Vom Zahn der Zeit zernagt: Wie Kristallstrukturanalyse aus Röntgenbeugungsdaten an Pulvern hilft, die „Bynes Krankheit“ zu besiegen
Forschungsbericht (importiert) 2023 - Max-Planck-Institut für Festkörperforschung
Historische Objekte sind während der Lagerung in Museen und Sammlungen Luftfeuchtigkeit und atmosphärischen Gasen wie Kohlendioxid (CO2) und Sauerstoff (O2) über Jahrhunderte ausgesetzt. Zusätzlich stoßen Holzmöbel und -vitrinen, besonders solche aus Eichenholz, Ameisen- und Essigsäure oder deren Vorstufen aus: Form- und Acetaldehyd. Infolgedessen kommt es zu verschiedenen Korrosionsprozessen, die mitunter beträchtliche Beschädigungen des betroffenen Objekts nach sich ziehen.
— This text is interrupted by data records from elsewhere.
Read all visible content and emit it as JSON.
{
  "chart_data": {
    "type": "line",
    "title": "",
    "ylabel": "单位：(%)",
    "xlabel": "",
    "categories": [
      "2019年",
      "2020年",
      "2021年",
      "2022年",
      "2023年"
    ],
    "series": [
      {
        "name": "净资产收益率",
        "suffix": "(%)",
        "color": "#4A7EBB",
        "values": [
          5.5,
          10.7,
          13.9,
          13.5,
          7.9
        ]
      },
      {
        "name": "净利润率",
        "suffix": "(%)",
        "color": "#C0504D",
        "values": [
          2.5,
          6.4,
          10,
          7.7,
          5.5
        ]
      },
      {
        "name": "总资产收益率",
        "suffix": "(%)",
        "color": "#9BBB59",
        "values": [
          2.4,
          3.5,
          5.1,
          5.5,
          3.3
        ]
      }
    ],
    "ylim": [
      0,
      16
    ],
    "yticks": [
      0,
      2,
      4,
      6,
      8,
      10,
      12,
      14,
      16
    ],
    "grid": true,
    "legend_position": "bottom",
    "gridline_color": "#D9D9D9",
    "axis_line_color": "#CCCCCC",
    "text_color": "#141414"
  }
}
Das Auftreten von weißen, nadelförmigen Ausblühungskristallen auf kalkhaltigen Objekten (Abb. 1(a)–(b), Abb. 2(a)–(e)), auch bekannt als „Bynes Krankheit“, stellt ein bereits Ende des 19. Jahrhunderts bekanntes Problem für Museen und Sammlungen dar. Hierbei handelt es sich um calciumcarboxylathaltige Salze, die entweder die gesamte Oberfläche des Objektes überwachsen oder in Poren und Rissen kristallisieren und somit Kulturgüter enorm schädigen können. Bekannte Vertreter dieser Ausblühungsphasen sind chemisch formuliert: Ca(CH3COO)2·H2O, Ca(CH3COO)2·½H2O [1], Calclacit (Ca(CH3COO)Cl·5H2O), Thecotrichite [2] (Ca3(CH3COO)3Cl(NO3)2·6H2O), Tennents Salz (Ca(CH3COO)(HCOO)·H2O) [3] und Ca2(CH3COO)(HCOO)(NO3)2·4H2O [4].
Da die Ausblühungen an historischen Objekten nie einkristallin auftreten, ist eine Kristallstrukturbestimmung nur durch röntgenographische Analyse des polykristallinen Pulvers möglich (Abb. 1(c)). Signifikante Fortschritte in Hard- und Software während der letzten zwei Dekaden haben es ermöglicht, zuverlässige Strukturdaten auch ohne das Vorhandensein von Einkristallen zu gewinnen. Die Kristallstrukturen aller bekannten Ausblühungsphasen zeigen große Gemeinsamkeiten: Calcium ist in diesen Verbindungen immer von acht Liganden umgeben. Hierbei sind jeweils vier von acht Koordinationsstellen durch Carboxylat-Ionen besetzt, wodurch sich 1-dimensionale Calciumcarboxylatketten bilden (Abb. 1(d), Abb. 2(f)). Auf den übrigen Koordinationsstellen befinden sich Hydratwassermoleküle, Acetat- oder Nitrat-Ionen, wobei die letzten beiden zur Vernetzung der Carboxylatketten untereinander führen können. Weiterhin können im Zwischenraum der Ketten, wie im Fall von Calclacit oder Thecotrichit, Hydratwassermoleküle oder Chlorid-Ionen eingelagert werden. Die Calciumcarboxylatketten verlaufen jedoch nicht bei allen Phasen linear. Überraschenderweise bilden die Carboxylatketten in der Struktur der chemisch scheinbar einfachen Verbindung Ca(CH3COO)2·½H2O ein komplexes, den Kollagenproteinen analoges Tripel-Helix-Motiv aus (Abb. 1(f)).
Neben dem rein wissenschaftlichen Interesse kann die Kristallstrukturaufklärung der Ausblühungsphasen auch Beiträge zum Erhalt der kalkhaltigen Kulturgüter liefern. Die Strukturdatensätze stellen die Grundlage der qualitativen und quantitativen Phasenanalyse mittels Röntgenpulverdiffraktometrie dar. Weiterhin zeigt das Carboxylatkettenmotiv, was allen Strukturen gemeinsam ist (Abb. 1(e)), deutlich auf, dass nur die Carboxylat-Anionen zum Aufbau der Ketten nötig sind und nicht die anorganischen Anionen. Somit wird klar, dass Ausblühungen auch auftreten, nachdem die Objekte aufwendig entsalzt wurden. Die zwischen den Carboxylatketten eingelagerten Wassermoleküle sind nur schwach gebunden und können daher leicht abgespalten werden. Da die wasserhaltigen Ausblühungsphasen ein reversibles Dehydrationsverhalten aufweisen, können Schwankungen in der Lufttemperatur und -feuchte durch den Hydratationsdruck der Calciumacaboxylate zu einer weiteren Schädigung der Objekte führen.